Process Appeals with Incomplete Information: MA and Part D plans, as well as the Part C and Part D IREs, are allowed to process requests for appeal that don’t meet the required elements, but instead use information that is available.
Good Cause: MA and Part D plans, as well as the Part C and Part D IREs, are allowed to utilize all flexibilities available in the appeal process as if good cause requirements are satisfied.
|
End of PHE |
Reductions in Cost-Sharing CMS allows Medicare Advantage Organizations (MAOs) to waive or reduce enrollee cost-sharing for beneficiaries enrolled in their MA plans who are impacted by the outbreak where the waiver or reduction in cost-sharing is tied to the COVID-19 outbreak.
|
End of PHE |
SNP Model of Care Compliance MAOs may implement strategies that do not fully comply with their approved SNP model of care in order to provide care to enrollees while ensuring that enrollees and healthcare providers are also protected from the spread of COVID-19.
|
End of PHE |
Additional or Expanded Benefit Offerings CMS exercised enforcement discretion to allow MA plans to expand telehealth services and other mid-year benefit enhancements (beyond those included in their approved 2020, 2021 and 2022 bids describing covered benefits) when such mid-year benefit enhancements are provided in connection with the COVID-19 outbreak, are beneficial to enrollees and are provided uniformly to all similarly situated enrollees.
|
End of PHE |
90-day Supply Part D sponsors must permit enrollees to obtain the total supply prescribed for a covered Part D drug up to a 90-day supply in one fill or refill if requested by the enrollee, if prior authorization or step therapy requirements have been satisfied, and if no safety edits otherwise limit the quantity or days’ supply. CARES Act, Pub. L. No. 116-136, § 3714 (2020).
|
End of PHE |
Prior Authorization Part D sponsors may waive prior authorization requirements at any time that they otherwise would apply it to Part D drugs used to treat or prevent COVID-19, if or when such drugs are identified. Part D sponsors can also choose to waive or relax prior authorization requirements at any time for other formulary drugs in order to facilitate access with less burden on beneficiaries, plans and providers. |
End of PHE |
“Refill-Too-Soon” Edits and Maximum Day Supply Part D sponsors must relax their “refill-too-soon” edits. Part D sponsors continue to have operational discretion as to how these edits are relaxed, as long as access to Part D drugs is provided at the point of sale. |
End of PHE |
Home or Mail Delivery of Part D Drugs Part D sponsors have been permitted to voluntarily relax any plan-imposed policies that may discourage certain methods of delivery, such as mail or home delivery, for retail pharmacies that choose to offer these delivery services in situations when a disaster or emergency makes it difficult for enrollees to get to a retail pharmacy.
|
End of PHE |
COVID-19 Oral Antivirals (Dispensing Fees) Part D sponsors are permitted to pay pharmacy claims for dispensing fees of oral antiviral drugs for the treatment of COVID-19 without enrollee cost sharing, and report prescription drug events for the dispensing fee claims.
|
End of PHE |
MA plans should continuously monitor updated guidance from CMS to stay informed about how these changes will impact them and other industry stakeholders.
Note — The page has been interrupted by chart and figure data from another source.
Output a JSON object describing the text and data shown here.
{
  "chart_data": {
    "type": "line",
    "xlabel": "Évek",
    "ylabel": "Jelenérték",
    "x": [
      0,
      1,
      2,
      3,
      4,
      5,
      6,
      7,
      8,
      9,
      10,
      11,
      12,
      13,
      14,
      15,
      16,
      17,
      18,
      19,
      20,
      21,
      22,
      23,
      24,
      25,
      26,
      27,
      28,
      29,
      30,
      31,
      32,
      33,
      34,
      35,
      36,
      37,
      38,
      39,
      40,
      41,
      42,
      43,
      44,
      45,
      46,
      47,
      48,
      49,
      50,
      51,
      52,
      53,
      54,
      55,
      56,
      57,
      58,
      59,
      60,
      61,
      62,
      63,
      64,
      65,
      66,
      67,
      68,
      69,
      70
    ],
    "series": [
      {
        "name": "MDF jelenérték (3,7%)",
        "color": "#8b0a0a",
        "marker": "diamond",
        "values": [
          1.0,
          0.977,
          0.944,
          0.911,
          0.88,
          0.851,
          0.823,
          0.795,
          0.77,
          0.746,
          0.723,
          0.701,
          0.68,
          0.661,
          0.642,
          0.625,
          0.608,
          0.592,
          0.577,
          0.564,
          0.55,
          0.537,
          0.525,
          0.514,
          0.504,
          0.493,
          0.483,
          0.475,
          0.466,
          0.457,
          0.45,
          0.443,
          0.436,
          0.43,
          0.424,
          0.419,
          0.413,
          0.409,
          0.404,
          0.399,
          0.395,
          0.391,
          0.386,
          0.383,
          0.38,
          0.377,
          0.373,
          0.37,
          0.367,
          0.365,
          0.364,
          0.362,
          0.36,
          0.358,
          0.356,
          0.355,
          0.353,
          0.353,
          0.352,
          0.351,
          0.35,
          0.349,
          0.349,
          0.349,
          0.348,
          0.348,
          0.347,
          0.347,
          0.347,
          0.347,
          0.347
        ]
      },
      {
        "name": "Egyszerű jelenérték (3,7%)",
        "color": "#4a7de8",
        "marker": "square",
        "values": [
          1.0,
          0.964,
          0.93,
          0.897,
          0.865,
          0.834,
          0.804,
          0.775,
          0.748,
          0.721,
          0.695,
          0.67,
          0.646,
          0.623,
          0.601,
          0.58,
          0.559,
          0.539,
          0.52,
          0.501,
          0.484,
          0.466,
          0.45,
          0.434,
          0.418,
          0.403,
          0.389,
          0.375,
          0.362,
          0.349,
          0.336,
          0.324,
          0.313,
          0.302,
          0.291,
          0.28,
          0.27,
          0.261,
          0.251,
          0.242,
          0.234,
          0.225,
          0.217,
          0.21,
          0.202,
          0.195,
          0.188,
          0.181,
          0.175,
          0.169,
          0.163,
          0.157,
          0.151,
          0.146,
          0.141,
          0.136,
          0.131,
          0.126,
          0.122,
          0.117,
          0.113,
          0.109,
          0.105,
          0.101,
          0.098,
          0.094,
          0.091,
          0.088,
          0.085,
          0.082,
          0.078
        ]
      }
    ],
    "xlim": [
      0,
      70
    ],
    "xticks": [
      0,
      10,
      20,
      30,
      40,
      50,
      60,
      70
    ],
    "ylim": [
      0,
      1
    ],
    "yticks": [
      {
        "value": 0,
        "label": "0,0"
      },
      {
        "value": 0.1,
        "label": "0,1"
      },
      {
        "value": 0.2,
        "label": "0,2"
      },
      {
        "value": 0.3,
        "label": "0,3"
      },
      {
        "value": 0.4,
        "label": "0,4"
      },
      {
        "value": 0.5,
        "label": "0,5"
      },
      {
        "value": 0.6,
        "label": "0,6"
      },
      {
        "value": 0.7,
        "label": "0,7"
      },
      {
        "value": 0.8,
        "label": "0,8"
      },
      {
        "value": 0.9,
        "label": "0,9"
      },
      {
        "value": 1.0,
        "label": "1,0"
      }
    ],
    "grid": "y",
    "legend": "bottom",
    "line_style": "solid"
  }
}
MA plans should take several additional steps during the transition from the PHE, including the following:
- Assess the impact: Review the waivers and flexibilities allowed during the PHE and assess the impact of their expiration on plan benefits, costs and health outcomes.
- Adjust operations: Consider whether any operational, staffing or system changes are necessary for a smooth transition. Implement changes as appropriate.
- Communicate with members: Promptly inform members about any changes in benefits, costs or operations that may impact them. Note how the changes may affect the options available to members in the future.
- Communicate with providers: Promptly inform providers about any changes that may impact their ability to continue providing care to members.
By taking these steps, MA plans can help ensure a smooth transition for all stakeholders.